Thread and Fiber-based worker pools

tobox, by default, uses threads to handle many events at the same time in the same process, just like sidekiq’s. You can tweak the number of threads in the config:

# tobox.rb
concurrency 25

You can, however, switch to using fibers instead of threads, if your event handling is very IO-bound (if you’re just relaying the events to SNS, it is):

# tobox.rb
worker :fiber # :thread by default
concurrency 100 # max 100 fibers running at the same time

(This requires using the fiber_scheduler gem).

SKIP LOCKED

When enabling multiple consumers for a given queue, one has to have the guarantee that a given event won’t be processed more than once by separate workers at the same time. One way to achieve that using the database is by locking the row where the event is stored, and delete it after it has been handled. However, if two workers try to lock the same row, one of them will remain idle, instead of picking up the next available event.

While the database row-level locking model wasn’t built to support the queue use-case, some recent features were added to some of the most popular database engines to accommodate it. One of these features is the SKIP LOCKED clause, a non-standard SQL clauuse which can be used with SELECT …. FOR UPDATE, and will result in already locked rows being ignored (“skipped”) by the SELECT statement.

This feature is core to how tobox works, which is why it only supports databases including the SKIP LOCKED feature.

(Supporting this many databases is only possible thanks to the sequel gem, by the way).

Plugin DSL

tobox ships with a simple plugin system which supports intercepting handlers before and after they’re handled (or error out). It’s the foundation of a few plugins which already ship with the gem:

# tobox.rb
plugin(:zeitwerk)
plugin(:datadog)
plugin(:sentry)

multilang support

Until now, I didn’t show how to insert events into the queue. That’s because, for now, tobox does not provide any DSL for it. The reason is, working with database objects is probably already such a big part of your day-to-day work, that moving that concern into a 3rd party gem may end up having more drawbacks than benefits. Moreover, perhaps this way it’s clear that you can use a transactional outbox even if your application is not made in ruby.

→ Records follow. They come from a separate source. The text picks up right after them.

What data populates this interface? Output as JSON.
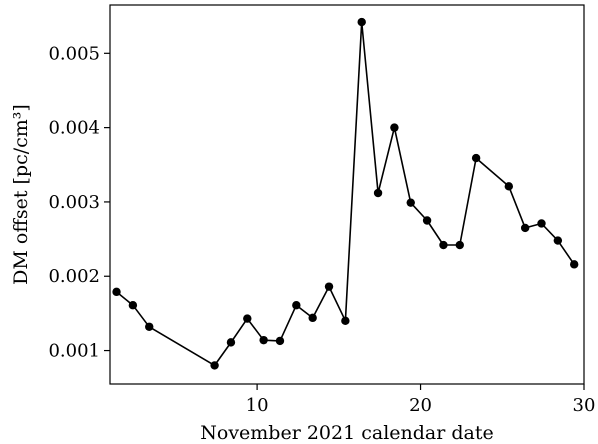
{
  "chart_data": {
    "type": "line",
    "xlabel": "November 2021 calendar date",
    "ylabel": "DM offset [pc/cm³]",
    "xlim": [
      1,
      30
    ],
    "ylim": [
      0.00055,
      0.00565
    ],
    "xticks": [
      10,
      20,
      30
    ],
    "yticks": [
      0.001,
      0.002,
      0.003,
      0.004,
      0.005
    ],
    "x_tick_labels": [
      "10",
      "20",
      "30"
    ],
    "y_tick_labels": [
      "0.001",
      "0.002",
      "0.003",
      "0.004",
      "0.005"
    ],
    "grid": false,
    "marker": "circle",
    "series": [
      {
        "x": [
          1.4,
          2.4,
          3.4,
          7.4,
          8.4,
          9.4,
          10.4,
          11.4,
          12.4,
          13.4,
          14.4,
          15.4,
          16.4,
          17.4,
          18.4,
          19.4,
          20.4,
          21.4,
          22.4,
          23.4,
          25.4,
          26.4,
          27.4,
          28.4,
          29.4
        ],
        "y": [
          0.00179,
          0.00161,
          0.00132,
          0.0008,
          0.00111,
          0.00143,
          0.00114,
          0.00113,
          0.00161,
          0.00144,
          0.00186,
          0.0014,
          0.00542,
          0.00312,
          0.004,
          0.00299,
          0.00275,
          0.00242,
          0.00242,
          0.00359,
          0.00321,
          0.00265,
          0.00271,
          0.00248,
          0.00216
        ],
        "color": "#000000"
      }
    ]
  }
}
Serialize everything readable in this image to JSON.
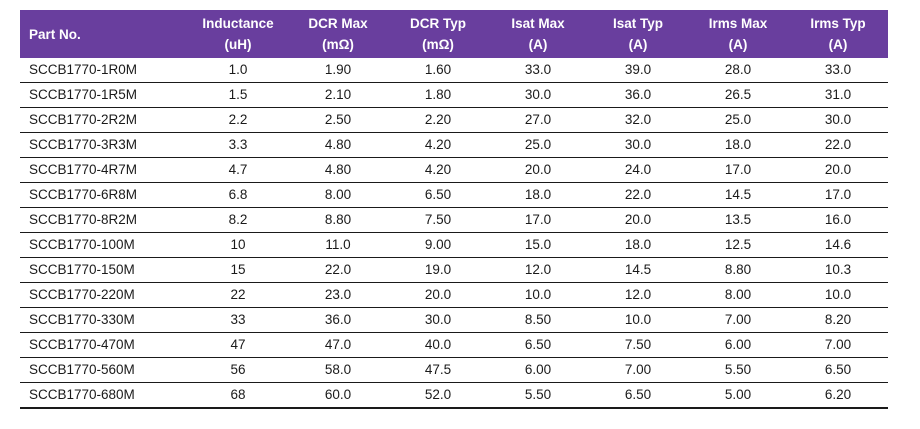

For instance, here are several examples of how to write an event into the outbox:

ruby

# using sequel dataset API
DB[:outbox].insert(type: "order_created", data_after: to_json(order))
# or an ActiveRecord model
OutboxEvent.create(type: "order_created", data_after: to_json(order))

python

# SQLAlchemy
event = OutboxEvent(type="order_created", data_after=to_json(order))
db.session.add(event)

elixir

OutboxRepo.insert %OutboxEvent{
  type: "order_created",
  data_after=to_json(order)
} do 

database triggers

There are also other ways to “go implicit”, if that fits your use-case. One way you can do it is by using database triggers, such as this postgresql example:

CREATE OR REPLACE FUNCTION order_created_outbox_event()
  RETURNS TRIGGER
  LANGUAGE PLPGSQL
  AS
$$
BEGIN
	INSERT INTO outbox(event_type, data_after)
		 VALUES('order_created', row_to_json(NEW.*));
	RETURN NEW;
END;
$$

CREATE TRIGGER order_created_outbox_event
  AFTER INSERT
  ON orders
  FOR EACH ROW
  EXECUTE PROCEDURE order_created_outbox_event();

Conclusion

tobox is a lightweight tool that you can use to ensure robustness and guarantee at-least-once semantics in your business workflows with little to no performance impact. It’s therefore not a silver bullet: it trades off some E2E latency (the extra step of putting and taking the event from the database) to achieve that robustness.

While it may “quack” like a background job framework, it is not designed to be one. Its features (do check the README) are more focused on the transactional outbox use-case, so if you require background job features, you should use tobox alongside such a framework.

The declarative DSL is a departure from the current “standard” for background jobs, IMO leaner, and eliminates the antipattern of creating a job class, only to call some other service object in the #perform method.

Some edges are still rough, and some features are still missing (no web dashboard yet, for example). But it already does “one thing well”, so that’s the 80% right there.